Makna ilmiah dari temuan ini, bahwa karang ternyata bukan hanya organisme yang “menderita” akibat perubahan lingkungan. Ia juga menyimpan jejak respons terhadap perubahan tersebut. Variasi bentuk percabangan, lebar cabang, sudut percabangan, dan jarak antarkoralit dapat dibaca sebagai ekspresi adaptasi terhadap arus, gelombang, kekeruhan, cahaya, suhu, salinitas dan sedimen.

Karena itu, karang dapat diperlakukan sebagai indikator dini perubahan lingkungan pesisir. Bila morfologi koloni mulai bergeser, itu bisa menjadi tanda bahwa ada perubahan pada kondisi oseanografi, kualitas air, atau tekanan habitat. Bagi wilayah pulau kecil yang rentan, kemampuan membaca sinyal dini seperti ini sangat berharga.

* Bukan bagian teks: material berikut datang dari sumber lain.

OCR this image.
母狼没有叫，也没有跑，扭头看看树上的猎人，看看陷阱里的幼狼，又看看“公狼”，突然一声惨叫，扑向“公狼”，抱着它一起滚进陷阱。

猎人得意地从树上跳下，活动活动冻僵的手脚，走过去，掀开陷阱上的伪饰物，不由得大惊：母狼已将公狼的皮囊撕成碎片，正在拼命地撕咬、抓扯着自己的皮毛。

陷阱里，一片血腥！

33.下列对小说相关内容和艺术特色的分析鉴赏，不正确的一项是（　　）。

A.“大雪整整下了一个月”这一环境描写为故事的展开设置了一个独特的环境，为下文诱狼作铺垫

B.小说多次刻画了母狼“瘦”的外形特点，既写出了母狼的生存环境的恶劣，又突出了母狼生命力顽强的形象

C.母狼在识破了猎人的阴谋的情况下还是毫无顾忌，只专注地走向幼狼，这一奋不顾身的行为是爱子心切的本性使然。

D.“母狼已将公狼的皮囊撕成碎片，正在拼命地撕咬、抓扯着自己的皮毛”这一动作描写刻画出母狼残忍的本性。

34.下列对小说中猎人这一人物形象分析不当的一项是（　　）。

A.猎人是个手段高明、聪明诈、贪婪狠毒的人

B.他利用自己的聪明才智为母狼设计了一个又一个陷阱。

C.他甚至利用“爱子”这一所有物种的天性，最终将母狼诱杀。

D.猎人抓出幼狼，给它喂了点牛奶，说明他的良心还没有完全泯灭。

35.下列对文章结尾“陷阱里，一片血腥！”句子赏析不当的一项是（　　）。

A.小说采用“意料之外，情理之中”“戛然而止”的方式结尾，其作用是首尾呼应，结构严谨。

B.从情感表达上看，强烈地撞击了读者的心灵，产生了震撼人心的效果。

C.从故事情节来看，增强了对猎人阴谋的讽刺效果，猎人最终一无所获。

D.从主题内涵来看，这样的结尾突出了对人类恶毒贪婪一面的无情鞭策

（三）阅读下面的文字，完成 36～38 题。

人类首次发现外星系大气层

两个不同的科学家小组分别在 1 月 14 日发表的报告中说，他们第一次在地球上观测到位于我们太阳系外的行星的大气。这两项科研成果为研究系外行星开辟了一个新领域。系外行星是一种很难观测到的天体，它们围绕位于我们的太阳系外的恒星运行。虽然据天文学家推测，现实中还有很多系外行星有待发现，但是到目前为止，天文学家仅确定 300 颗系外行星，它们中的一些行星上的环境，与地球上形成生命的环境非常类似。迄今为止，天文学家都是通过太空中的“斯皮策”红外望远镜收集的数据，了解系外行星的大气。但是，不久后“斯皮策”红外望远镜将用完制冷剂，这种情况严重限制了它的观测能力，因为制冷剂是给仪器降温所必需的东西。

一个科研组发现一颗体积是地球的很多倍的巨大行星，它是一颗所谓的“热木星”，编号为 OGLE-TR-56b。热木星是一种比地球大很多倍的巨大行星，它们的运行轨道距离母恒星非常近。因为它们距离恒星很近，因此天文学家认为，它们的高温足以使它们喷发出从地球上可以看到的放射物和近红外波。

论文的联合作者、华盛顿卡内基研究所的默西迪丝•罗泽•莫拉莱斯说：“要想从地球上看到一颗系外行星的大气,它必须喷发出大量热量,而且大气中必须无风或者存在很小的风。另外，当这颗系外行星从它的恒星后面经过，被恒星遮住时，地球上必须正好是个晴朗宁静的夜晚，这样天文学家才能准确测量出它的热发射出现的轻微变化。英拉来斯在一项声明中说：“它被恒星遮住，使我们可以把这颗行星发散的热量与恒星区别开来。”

Hasil riset kami juga menunjukkan persoalan lain yang sangat penting bagi konservasi, yakni keterbatasan identifikasi berbasis morfologi semata. Hasil analisis jarak genetik dan pohon filogenetik menunjukkan bahwa spesies yang paling dekat dengan Pocillopora damicornis adalah Pocillopora verrucosa, sementara secara morfologis struktur percabangan yang paling mirip adalah Pocillopora acuta dan Pocillopora brevicornis.

Kondisi ini kerap menyebabkan kesalahan identifikasi. Bagi sebagian orang, detail semacam ini mungkin terdengar teknis. Tetapi bagi pengelolaan, implikasinya nyata. Salah mengenali spesies berarti salah membaca distribusi, salah menilai respons lingkungan, dan berpotensi salah menyusun strategi konservasi maupun restorasi. Karena itu, pendekatan molekuler seperti DNA barcoding menjadi semakin relevan untuk pulau-pulau kecil yang sedang menghadapi tekanan besar.